Читаем Рыцарь Фуртунэ и оруженосец Додицою полностью

На второй день я пригляделся к нему. Он уже не притворялся прежним немыслимым чудом. Во-первых, он состоял из одних узелков — это сразу бросилось в глаза. Я вывернул его наизнанку и показал Маре: пусть убедится — узелок к узелку, будто он вырос из одних остатков, едва соединенных между собой. Потом — цвет. В некоторых местах, правда, он был красный, но в других — невозможно даже разобрать. Белый с пепельным, черный, ниточка желтого, кусочек зеленого — одного оттенка, кусочек другого, полоска серого, кусок темного болотно-глинистого соседствовал с темно-сливовым, чуть повыше ветчинно-розовый, а рядом — красно-желтый клюв какой-то птицы. Вдобавок свитер был явно не девичьим, но об этом я промолчал. Мара занимала у нас особое положение, и мы — об этом не раз говорилось — должны были это помнить.

Ее любили больше всех, оберегали заботливее, чем самих себя.

Я не мог объяснить ей, что он слишком для нее велик, по-мужски закрыт у горла. В конце концов, она уже не маленькая, сама может сообразить. Но чтобы понять это, надо по крайней мере снять его с себя. Ей разрешалось все, и коль она попросила разрешения не раздеваться, ей позволили.
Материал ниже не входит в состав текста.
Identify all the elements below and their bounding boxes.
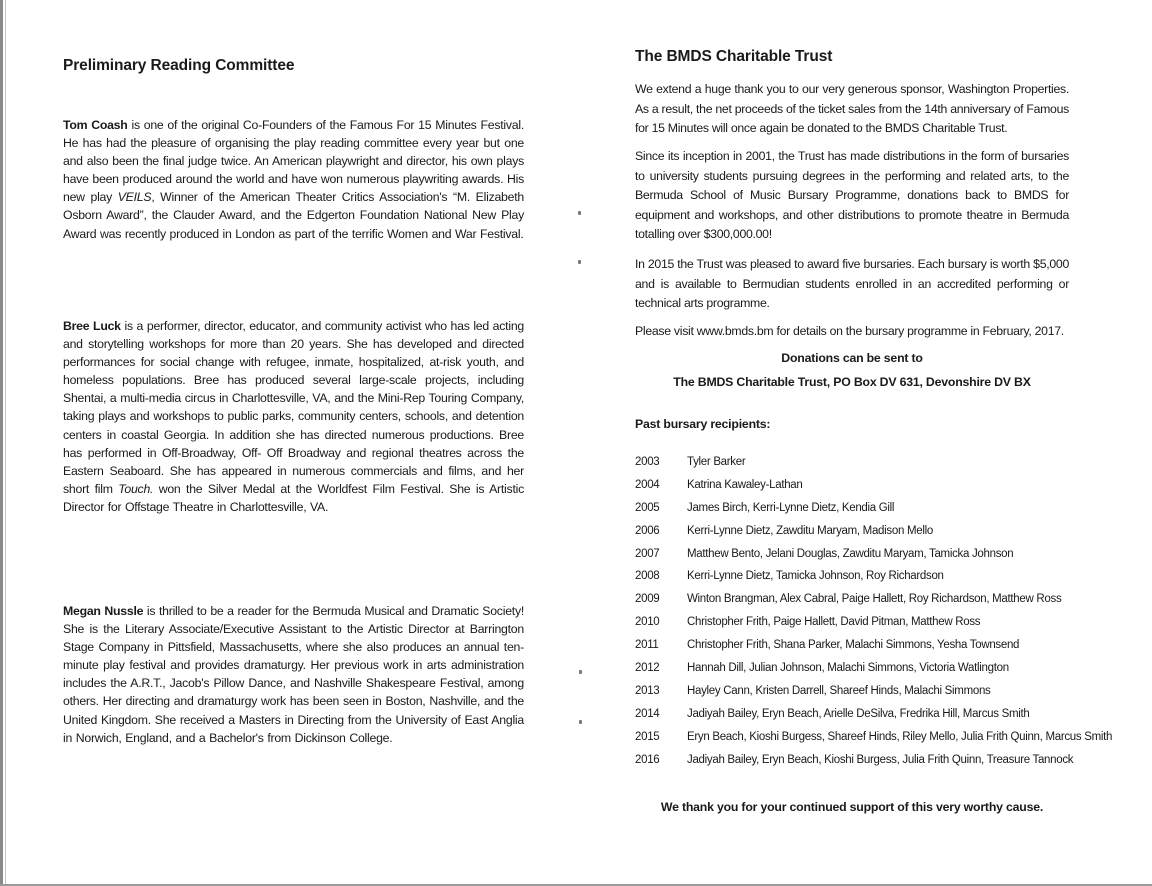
donations-address: The BMDS Charitable Trust, PO Box DV 631, Devonshire DV BX	[673, 375, 1031, 389]
recipient-year: 2009	[635, 593, 660, 606]
sponsor-paragraph: We extend a huge thank you to our very generous sponsor, Washington Properties. As a result, the net proceeds of the ticket sales from the 14th anniversary of Famous for 15 Minutes will once again be donated to the BMDS Charitable Trust.	[635, 82, 1069, 135]
recipient-names: Jadiyah Bailey, Eryn Beach, Arielle DeSilva, Fredrika Hill, Marcus Smith	[687, 707, 1030, 720]
recipient-year: 2003	[635, 456, 660, 468]
donations-heading: Donations can be sent to	[781, 351, 923, 365]
list-item	[635, 456, 1105, 479]
list-item	[635, 730, 1113, 754]
list-item	[635, 754, 1105, 777]
scan-speck	[579, 720, 582, 724]
recipient-year: 2006	[635, 524, 660, 537]
recipients-list	[635, 456, 1113, 776]
recipient-names: Jadiyah Bailey, Eryn Beach, Kioshi Burgess, Julia Frith Quinn, Treasure Tannock	[687, 753, 1074, 766]
recipient-year: 2012	[635, 662, 660, 675]
recipient-year: 2014	[635, 707, 660, 720]
recipient-names: Christopher Frith, Paige Hallett, David Pitman, Matthew Ross	[687, 616, 981, 629]
bio-paragraph-bree-luck	[63, 317, 524, 516]
history-paragraph: Since its inception in 2001, the Trust has made distributions in the form of bursaries to university students pursuing degrees in the performing and related arts, to the Bermuda School of Music Bursary Programme, donations back to BMDS for equipment and workshops, and other distributions to promote theatre in Bermuda totalling over $300,000.00!	[635, 149, 1069, 241]
recipient-names: Tyler Barker	[687, 456, 746, 468]
recipient-year: 2013	[635, 684, 660, 697]
list-item	[635, 639, 1105, 662]
recipients-heading: Past bursary recipients:	[635, 417, 771, 431]
bio-italic-title: Touch.	[118, 481, 154, 496]
recipient-year: 2007	[635, 547, 660, 560]
recipient-year: 2005	[635, 501, 660, 514]
bursary-paragraph: In 2015 the Trust was pleased to award five bursaries. Each bursary is worth $5,000 and is available to Bermudian students enrolled in an accredited performing or technical arts programme.	[635, 257, 1069, 310]
list-item	[635, 548, 1105, 571]
bio-text-continued: won the Silver Medal at the Worldfest Film Festival. She is Artistic Director for Offstage Theatre in Charlottesville, VA.	[63, 481, 524, 514]
list-item	[635, 525, 1105, 548]
list-item	[635, 570, 1105, 593]
list-item	[635, 502, 1105, 525]
recipient-names: James Birch, Kerri-Lynne Dietz, Kendia Gill	[687, 501, 895, 514]
list-item	[635, 708, 1105, 731]
bio-paragraph-tom-coash	[63, 116, 524, 243]
list-item	[635, 593, 1105, 616]
page-title: Preliminary Reading Committee	[63, 57, 295, 74]
list-item	[635, 616, 1105, 639]
recipient-year: 2011	[635, 639, 659, 652]
section-title: The BMDS Charitable Trust	[635, 48, 833, 65]
recipient-names: Hayley Cann, Kristen Darrell, Shareef Hinds, Malachi Simmons	[687, 684, 991, 697]
recipient-names: Christopher Frith, Shana Parker, Malachi Simmons, Yesha Townsend	[687, 639, 1020, 652]
recipient-names: Eryn Beach, Kioshi Burgess, Shareef Hinds, Riley Mello, Julia Frith Quinn, Marcus Smith	[687, 730, 1113, 743]
recipient-year: 2008	[635, 570, 660, 583]
recipient-names: Winton Brangman, Alex Cabral, Paige Hallett, Roy Richardson, Matthew Ross	[687, 593, 1062, 606]
bio-name: Megan Nussle	[63, 604, 144, 618]
bio-text: is thrilled to be a reader for the Bermuda Musical and Dramatic Society! She is the Literary Associate/Executive Assistant to the Artistic Director at Barrington Stage Company in Pittsfield, Massachusetts, where she also produces an annual ten-minute play festival and provides dramaturgy. Her previous work in arts administration includes the A.R.T., Jacob's Pillow Dance, and Nashville Shakespeare Festival, among others. Her directing and dramaturgy work has been seen in Boston, Nashville, and the United Kingdom. She received a Masters in Directing from the University of East Anglia in Norwich, England, and a Bachelor's from Dickinson College.	[63, 604, 525, 745]
bio-text-continued: , Winner of the American Theater Critics Association's “M. Elizabeth Osborn Award”, the Clauder Award, and the Edgerton Foundation National New Play Award was recently produced in London as part of the terrific Women and War Festival.	[63, 190, 524, 241]
recipient-names: Kerri-Lynne Dietz, Zawditu Maryam, Madison Mello	[687, 524, 933, 537]
scan-speck	[578, 211, 581, 215]
list-item	[635, 479, 1105, 502]
scan-speck	[578, 260, 581, 264]
closing-note: We thank you for your continued support of this very worthy cause.	[660, 800, 1044, 814]
recipient-year: 2004	[635, 478, 660, 491]
scan-edge-left-inner	[5, 0, 6, 886]
recipient-year: 2010	[635, 616, 660, 629]
recipient-names: Matthew Bento, Jelani Douglas, Zawditu Maryam, Tamicka Johnson	[687, 547, 1014, 560]
bio-italic-title: VEILS	[117, 190, 152, 205]
scan-speck	[579, 670, 582, 674]
bio-name: Tom Coash	[63, 118, 128, 132]
recipient-names: Hannah Dill, Julian Johnson, Malachi Simmons, Victoria Watlington	[687, 662, 1009, 675]
bio-text: is one of the original Co-Founders of the Famous For 15 Minutes Festival. He has had the pleasure of organising the play reading committee every year but one and also been the final judge twice. An American playwright and director, his own plays have been produced around the world and have won numerous playwriting awards. His new play	[63, 118, 525, 205]
recipient-names: Kerri-Lynne Dietz, Tamicka Johnson, Roy Richardson	[687, 570, 944, 583]
list-item	[635, 662, 1105, 685]
scan-edge-left	[0, 0, 3, 886]
list-item	[635, 685, 1105, 708]
website-paragraph: Please visit www.bmds.bm for details on the bursary programme in February, 2017.	[635, 324, 1064, 338]
recipient-names: Katrina Kawaley-Lathan	[687, 478, 803, 491]
bio-text: is a performer, director, educator, and community activist who has led acting and storytelling workshops for more than 20 years. She has developed and directed performances for social change with refugee, inmate, hospitalized, at-risk youth, and homeless populations. Bree has produced several large-scale projects, including Shentai, a multi-media circus in Charlottesville, VA, and the Mini-Rep Touring Company, taking plays and workshops to public parks, community centers, schools, and detention centers in coastal Georgia. In addition she has directed numerous productions. Bree has performed in Off-Broadway, Off- Off Broadway and regional theatres across the Eastern Seaboard. She has appeared in numerous commercials and films, and her short film	[63, 319, 525, 496]
bio-name: Bree Luck	[63, 319, 121, 333]
recipient-year: 2015	[635, 730, 660, 743]
bio-paragraph-megan-nussle	[63, 602, 524, 747]
recipient-year: 2016	[635, 753, 660, 766]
Поначалу, во всяком случае первые дни, она так и спала одетой. Холод мучил нас и днем и ночью, а ночью особенно. Стоило набросить на себя какую-нибудь ветошь, начиналась новая морока — вши. Приходилось раздеваться, мыться, заворачиваться в другие, чистые тряпки, а эти тщательно проверялись и кипятились, иначе беда. Так что мне ни за что не дали бы спать одетым три ночи подряд. А ей — пожалуйста, хотя именно ее оберегали больше всех. Как только на другом конце барака кто-то заболевал, родители, потеряв от страха голову, бросались к ней, щупали лоб, заглядывали в горло, осматривали глаза, волосы, ногти. Какая паника начиналась, если лоб или руки оказывались горячими…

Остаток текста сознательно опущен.